BEFORE the financial crisis, gambling on resource extraction seemed to be a one-way bet for the Australian and Canadian governments. During the commodities super-cycle of the mid-2000s, China absorbed new supplies of metals and energy as quickly as projects could be brought on stream, keeping global prices high. Boom towns sprung up in Alberta in Canada and Western Australia to house miners and builders constructing expensive pipelines and terminals. Only last year the Australian prime minister, Tony Abbott (pictured on the left), announced that coal was “good for humanity” as he opened a mine in Queensland.
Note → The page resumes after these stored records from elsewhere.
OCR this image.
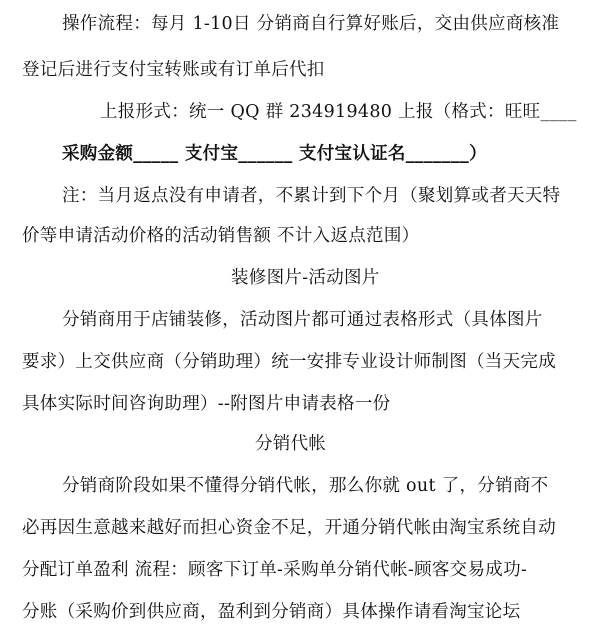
操作流程：每月 1-10日 分销商自行算好账后，交由供应商核准
登记后进行支付宝转账或有订单后代扣
上报形式：统一 QQ 群 234919480 上报（格式：旺旺____
采购金额_____ 支付宝______ 支付宝认证名_______）
注：当月返点没有申请者，不累计到下个月（聚划算或者天天特
价等申请活动价格的活动销售额 不计入返点范围）
装修图片-活动图片
分销商用于店铺装修，活动图片都可通过表格形式（具体图片
要求）上交供应商（分销助理）统一安排专业设计师制图（当天完成
具体实际时间咨询助理）--附图片申请表格一份
分销代帐
分销商阶段如果不懂得分销代帐，那么你就 out 了，分销商不
必再因生意越来越好而担心资金不足，开通分销代帐由淘宝系统自动
分配订单盈利 流程：顾客下订单-采购单分销代帐-顾客交易成功-
分账（采购价到供应商，盈利到分销商）具体操作请看淘宝论坛
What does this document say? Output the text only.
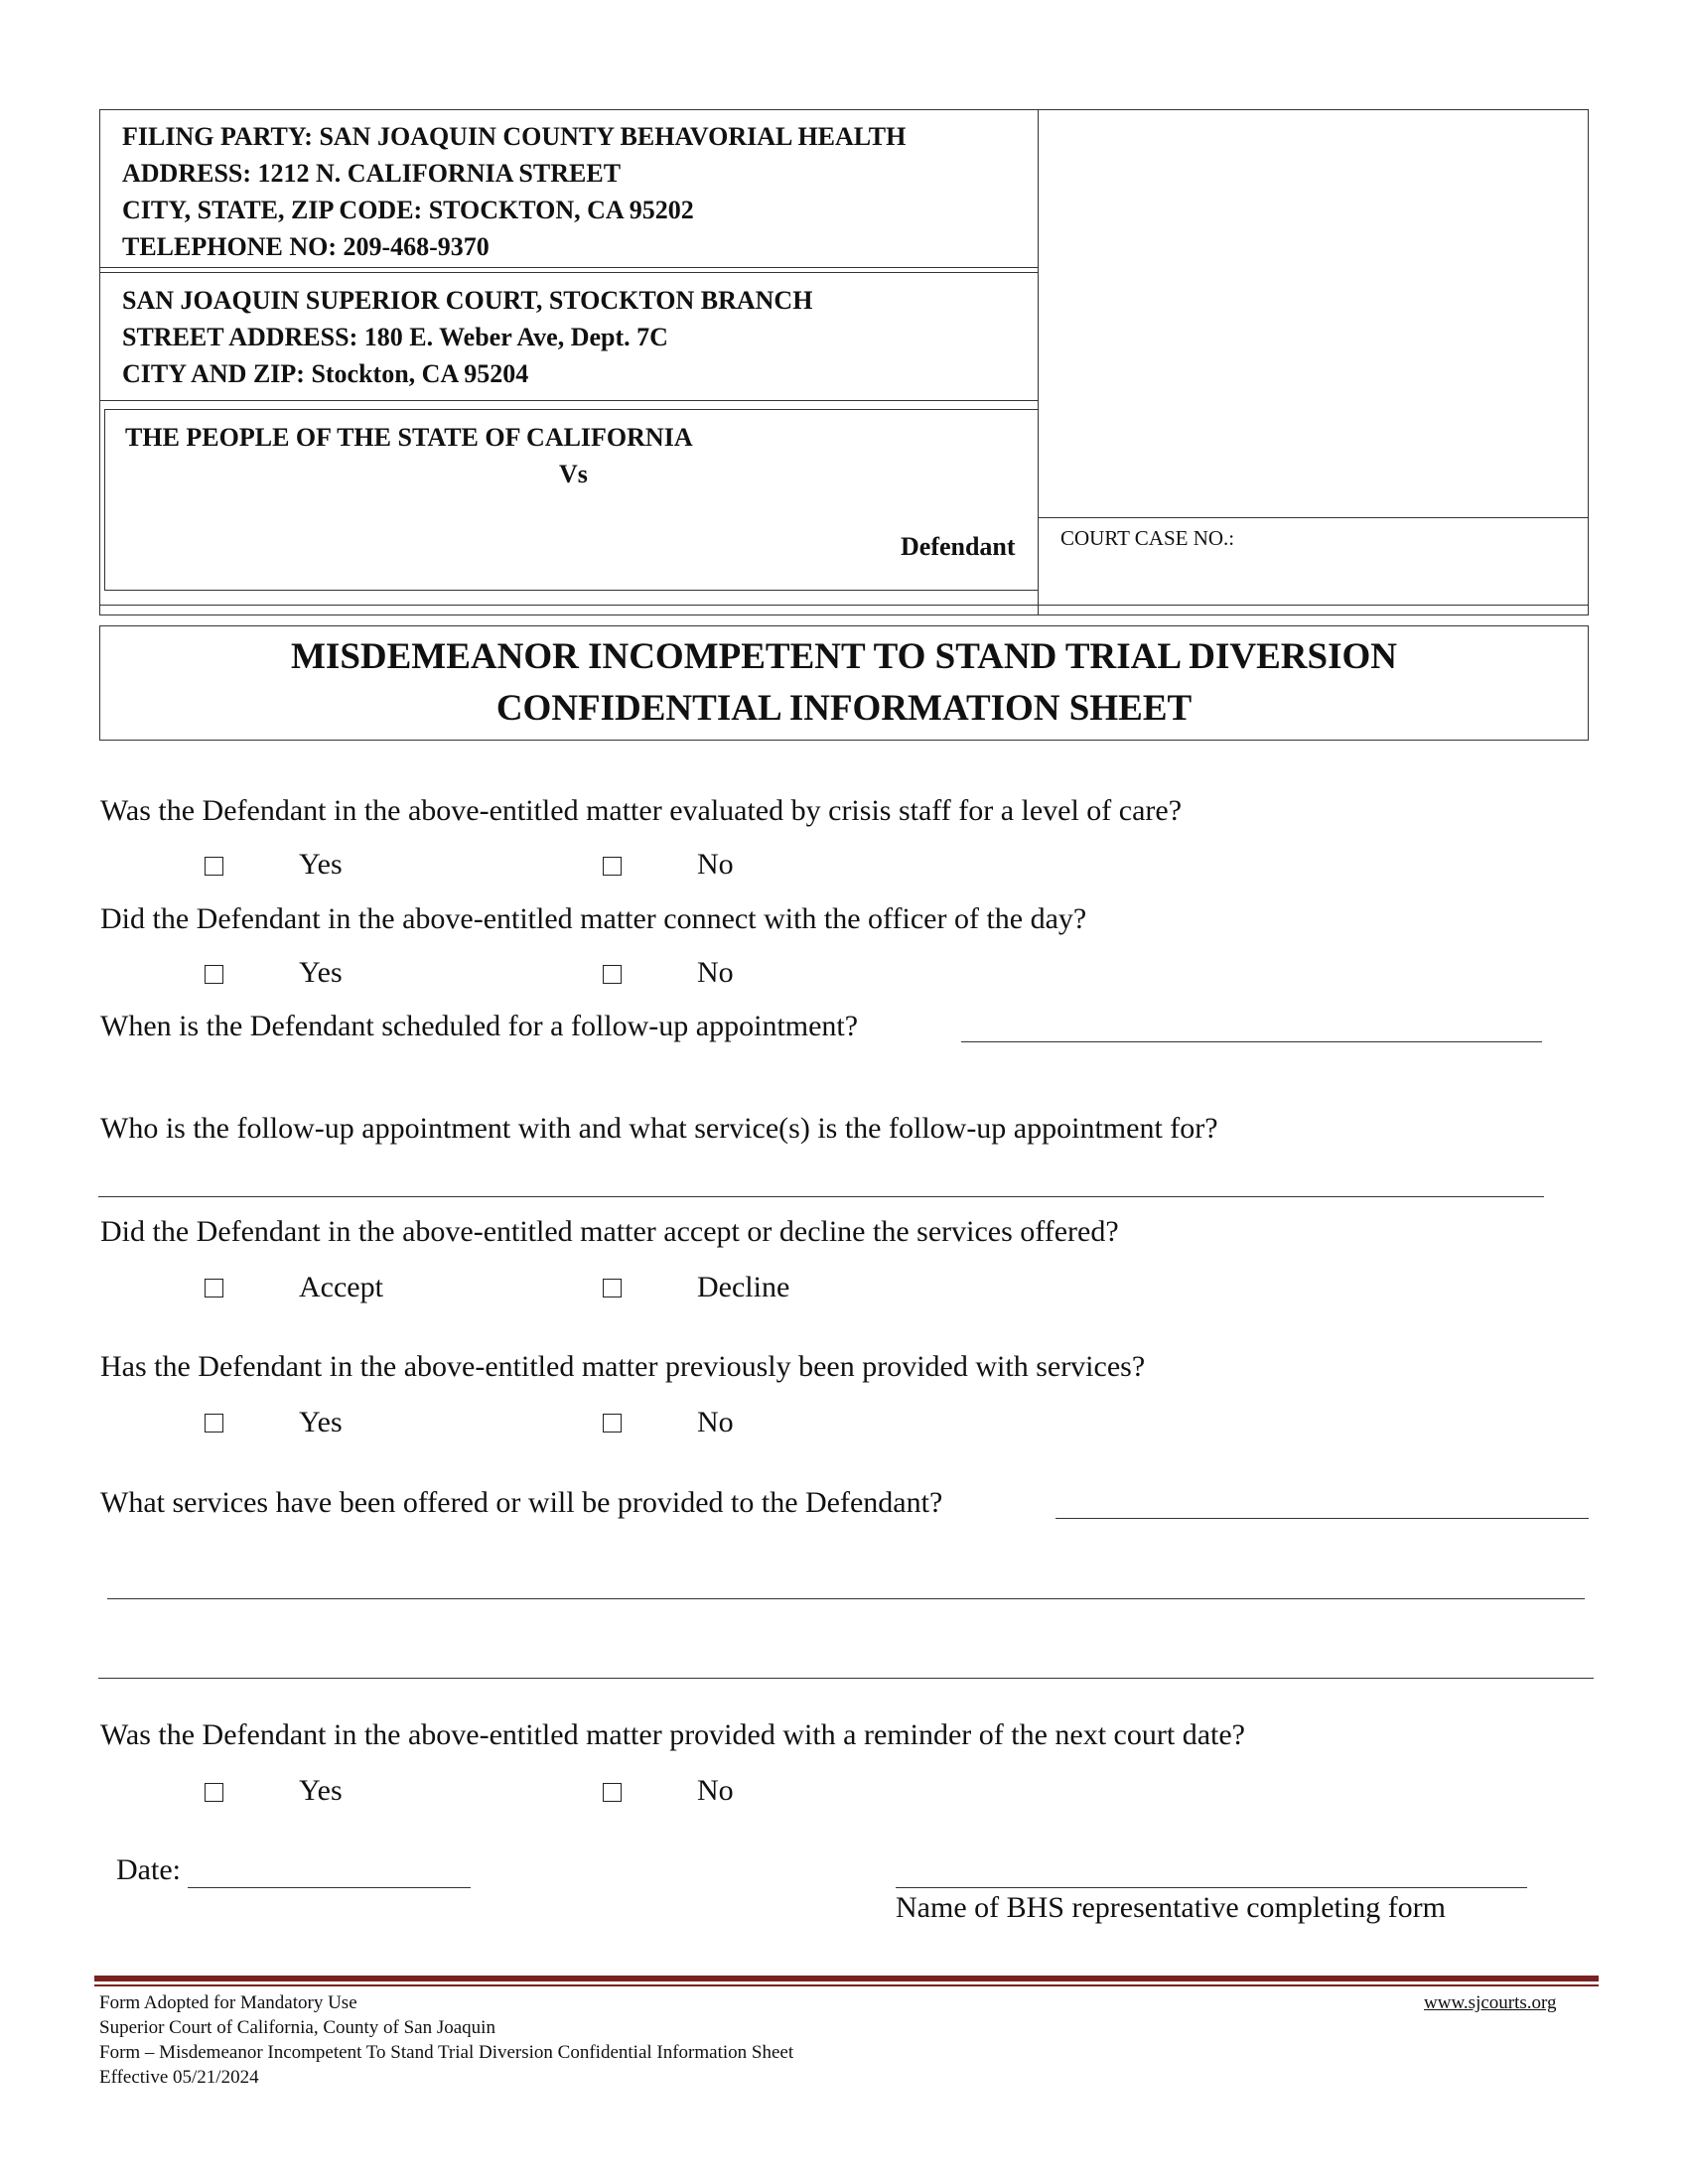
FILING PARTY: SAN JOAQUIN COUNTY BEHAVORIAL HEALTH
ADDRESS: 1212 N. CALIFORNIA STREET
CITY, STATE, ZIP CODE: STOCKTON, CA 95202
TELEPHONE NO: 209-468-9370
SAN JOAQUIN SUPERIOR COURT, STOCKTON BRANCH
STREET ADDRESS: 180 E. Weber Ave, Dept. 7C
CITY AND ZIP: Stockton, CA 95204
THE PEOPLE OF THE STATE OF CALIFORNIA
Vs
Defendant COURT CASE NO.:
MISDEMEANOR INCOMPETENT TO STAND TRIAL DIVERSION
CONFIDENTIAL INFORMATION SHEET
Was the Defendant in the above-entitled matter evaluated by crisis staff for a level of care?
Yes	No
Did the Defendant in the above-entitled matter connect with the officer of the day?
Yes	No
When is the Defendant scheduled for a follow-up appointment?
Who is the follow-up appointment with and what service(s) is the follow-up appointment for?
Did the Defendant in the above-entitled matter accept or decline the services offered?
Accept	Decline
Has the Defendant in the above-entitled matter previously been provided with services?
Yes	No
What services have been offered or will be provided to the Defendant?
Was the Defendant in the above-entitled matter provided with a reminder of the next court date?
Yes	No
Date:
Name of BHS representative completing form
Form Adopted for Mandatory Use
Superior Court of California, County of San Joaquin
Form – Misdemeanor Incompetent To Stand Trial Diversion Confidential Information Sheet
Effective 05/21/2024
www.sjcourts.org
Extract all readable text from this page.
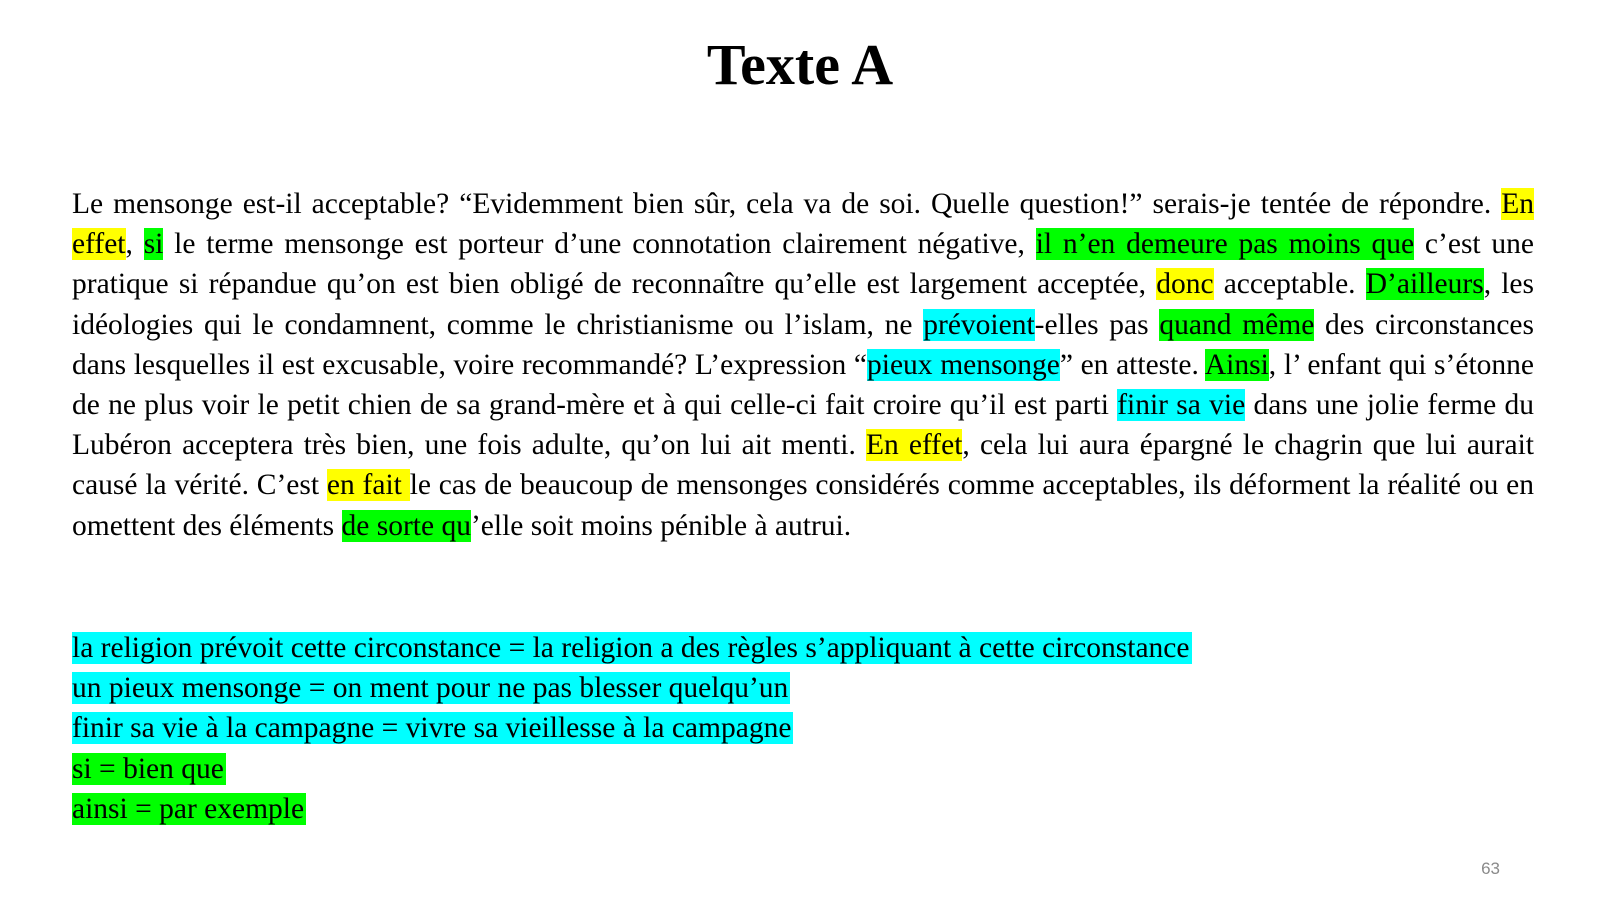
Texte A

Le mensonge est-il acceptable? “Evidemment bien sûr, cela va de soi. Quelle question!” serais-je tentée de répondre. En effet, si le terme mensonge est porteur d’une connotation clairement négative, il n’en demeure pas moins que c’est une pratique si répandue qu’on est bien obligé de reconnaître qu’elle est largement acceptée, donc acceptable. D’ailleurs, les idéologies qui le condamnent, comme le christianisme ou l’islam, ne prévoient-elles pas quand même des circonstances dans lesquelles il est excusable, voire recommandé? L’expression “pieux mensonge” en atteste. Ainsi, l’ enfant qui s’étonne de ne plus voir le petit chien de sa grand-mère et à qui celle-ci fait croire qu’il est parti finir sa vie dans une jolie ferme du Lubéron acceptera très bien, une fois adulte, qu’on lui ait menti. En effet, cela lui aura épargné le chagrin que lui aurait causé la vérité. C’est en fait le cas de beaucoup de mensonges considérés comme acceptables, ils déforment la réalité ou en omettent des éléments de sorte qu’elle soit moins pénible à autrui.

la religion prévoit cette circonstance = la religion a des règles s’appliquant à cette circonstance
un pieux mensonge = on ment pour ne pas blesser quelqu’un
finir sa vie à la campagne = vivre sa vieillesse à la campagne
si = bien que
ainsi = par exemple
63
But times have changed. Commodity prices are falling. Iron ore, oil and coal are all trading at less than half of their prices in 2011. This is causing problems for governments of developed nations that have relied on mining and energy sectors for growth in recent years. Canada, the world’s fourth-largest oil exporter, is now in recession, thanks to lower spending on machinery and equipment for the energy sector. Growth has also slowed to a crawl in Australia: exports in the second quarter subtracted a hefty 0.7 percentage points from growth, because Australia’s terms of trade—the ratio of export prices to import prices—have fallen by more than 10% since mid-2014.
Yet investment in the mining sector is not quite as weak as many economists once predicted. Falling prices has not deterred Gina Rinehart, a mining magnate and Australia’s richest person, from developing a iron-ore project, Roy Hill, costing $13 billion, with an estimated annual production of 55m tonnes: more than is dug up from the entire North American continent each year. Exporting ever higher volumes during a supply glut will push global prices down further. Ms Rinehart is hoping that Roy Hill’s economies of scale will force smaller miners out of business—and that this happens quickly enough for her investors to see returns. But that may be just moving future investment to the present, rather than boosting output overall in the long term.
The oil sector, on the other hand, has been quicker to cut. This partly accounts for Canada’s weaker economic performance, which relies more on the energy sector than Australia. Rystad Energy, a consultancy, has identified $60 billion of capital investment in Canadian oil and gas projects that has been deferred in 2015. Yet Australia’s energy sector has not been entirely spared either. Shell took the axe to a liquefied natural gas project worth $20 billion in Queensland in January, for instance.
In reaction to slower growth, the central banks of both countries are looking to households to pick up the slack. The Bank of Canada cut interest rates quickly in January to take out “insurance” against weak oil prices weighing on the real economy. That was insufficient. In July it cut rates a second time. In Australia, the authorities are trying to encourage higher consumer spending to compensate for the fall in mining investment. Accordingly, the Reserve Bank of Australia (RBA) dropped its policy rate to a record low of 2% in May.
The danger of relying on low interest rates to drive growth lies in housing markets. Years of almost rock-bottom rates have already sent property prices spiralling in Sydney, Melbourne and Toronto, prompting fears of a bubble. Due to good regulation of the banking sectors, the effects of the global financial crisis were relatively mild on Canada and Australia. Households were not forced to deleverage to the extent of those in America and Europe. But this also means that debt-to-GDP ratios and household-leverage rates remain dizzying. As a result, neither the Bank of Canada nor the RBA wants to run a loose monetary policy for any longer than is necessary.
Politics is also about to intrude. Canada’s recession has come at an awkward time for the Conservative prime minister, Stephen Harper, who has called a general election for October 19th. His response to the recession so far has been to stick his head in the sand: he has avoided the ‘r’ word at all costs, admitting only to “a couple of weak months”. That so-far appears to have failed to convince. The polls currently place his Conservatives as level-pegging with its two centre-left rivals, the Liberals and the New Democratic Party. Mr Abbott, who survived a no-confidence vote earlier this year, will hope for better timing when Australians return to the polls in late 2016. He, like Mr Harper, will have to hope that prices rise—and quickly.